A solution is made by mixing 50.0 g of acetone (CH₃COCH₃) and 50.0 g of methanol (CH₃OH). What is the vapor pressure of this solution at 25⁰C? What is the composition of the vapor expressed as a mole fraction? Assume ideal solution and gas behavior. (At 25⁰C the vapor pressures of pure acetone and pure methanol are 271 torr and 143 torr, respectively.) The actual vapor pressure of this solution is 161 torr. Explain any discrepancies.

Short answer

In a closed chamber at some temperature when vapors are formed, the force applied by them on the liquid surface is known as vapor pressure. For any solution, the vapor pressure of acetone and methanol are 257.34 torr and 253.14 torr.

Step-by-step solution

Determine the Mole fraction

It is given that the mass of acetone and methanol is 50g each and molecular weight will be 58g and 32g respectively.
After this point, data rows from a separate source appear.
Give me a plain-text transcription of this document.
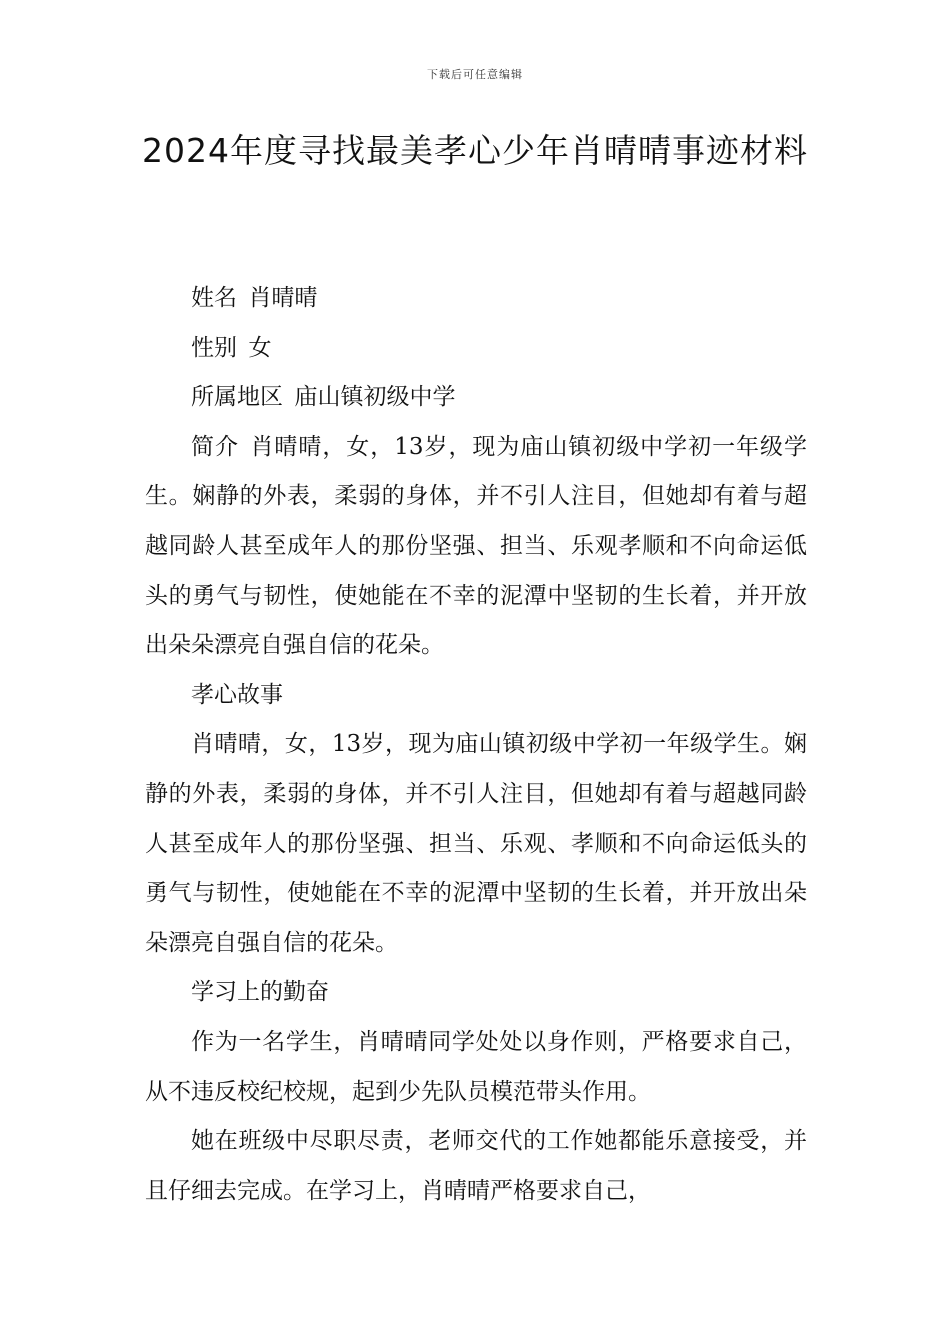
下载后可任意编辑
2024年度寻找最美孝心少年肖晴晴事迹材料

姓名 肖晴晴

性别 女

所属地区 庙山镇初级中学

简介 肖晴晴，女，13岁，现为庙山镇初级中学初一年级学生。娴静的外表，柔弱的身体，并不引人注目，但她却有着与超越同龄人甚至成年人的那份坚强、担当、乐观孝顺和不向命运低头的勇气与韧性，使她能在不幸的泥潭中坚韧的生长着，并开放出朵朵漂亮自强自信的花朵。

孝心故事

肖晴晴，女，13岁，现为庙山镇初级中学初一年级学生。娴静的外表，柔弱的身体，并不引人注目，但她却有着与超越同龄人甚至成年人的那份坚强、担当、乐观、孝顺和不向命运低头的勇气与韧性，使她能在不幸的泥潭中坚韧的生长着，并开放出朵朵漂亮自强自信的花朵。

学习上的勤奋

作为一名学生，肖晴晴同学处处以身作则，严格要求自己，从不违反校纪校规，起到少先队员模范带头作用。

她在班级中尽职尽责，老师交代的工作她都能乐意接受，并且仔细去完成。在学习上，肖晴晴严格要求自己，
So, the number of moles will be

Number of moles of acetone = $\frac{\text{Mass}}{\text{Molecularweight}}\text{=}\frac{50}{58}\text{=0.8620}$

Number of moles of methanol =$\frac{\text{Mass}}{\text{Molecularweight}}\text{=}\frac{50}{32}\text{=1.5625}$

Mole fraction of acetone = $\frac{\text{Molesofsolute}}{\text{Totalmoles}}=\frac{0.8620}{2.4245}\text{=0.3555}$

Mole fraction of methanol = $\frac{\text{Molesofsolute}}{\text{Totalmoles}}=\frac{1.5624}{2.4245}\text{=0.6444}$

Determine the vapour pressure

According to Raoult’s law, the vapor pressure of methanol is given by:

${\text{P}}_{\text{Solution}}{\text{=X}}_{\text{solvent}}\times {{\text{P}}^{°}}_{\text{Solvent}}$

Thus, the vapor pressure of acetone is:

$$\begin{gathered} {\text{P}}_{\text{Solution}}{\text{-P}}_{\text{PureSolution}}{\text{=X}}_{\text{acetone}}\times {{\text{P}}^{°}}_{\text{acetone}} \\ {\text{P}}_{\text{Solution}}\text{-161=0.3555}\times \text{271} \\ {\text{P}}_{\text{Solution}}\text{=96.34+161=257.34torr} \end{gathered}$$

The vapor pressure of methanol will be:

$\begin{array}{rcl}& & {\text{P}}_{\text{Solution}}{\text{=X}}_{\text{methanol}}\times {{\text{P}}^{°}}_{\text{methanol}}\\ & & {\text{P}}_{\text{Solution}}\text{-161=0.6444}\times \text{143}\\ & & \text{=92.14+161=253.14torr}\end{array}$

Therefore, the total vapor pressure of the solution will be

${\text{P}}_{\text{Solution}}{\text{=P}}_{\text{acetone}}{\text{+P}}_{\text{methanol}}\text{=257.34+253.14=510.48torr.}$

Vapour pressure composition

The composition of vapor pressure of the solution in terms of mole fraction will be:

$$\begin{gathered} {\text{X}}_{\text{acetone}}\text{=}\frac{{\text{P}}_{\text{Solution}}}{{{\text{P}}^{°}}_{\text{acetone}}}\text{=}\frac{257.34}{271}\text{=0.94} \\ {\text{X}}_{\text{methanol}}\text{=}\frac{{\text{P}}_{\text{Solution}}}{{{\text{P}}^{°}}_{\text{methanol}}}\text{=}\frac{253.14}{143}\text{=1.77} \end{gathered}$$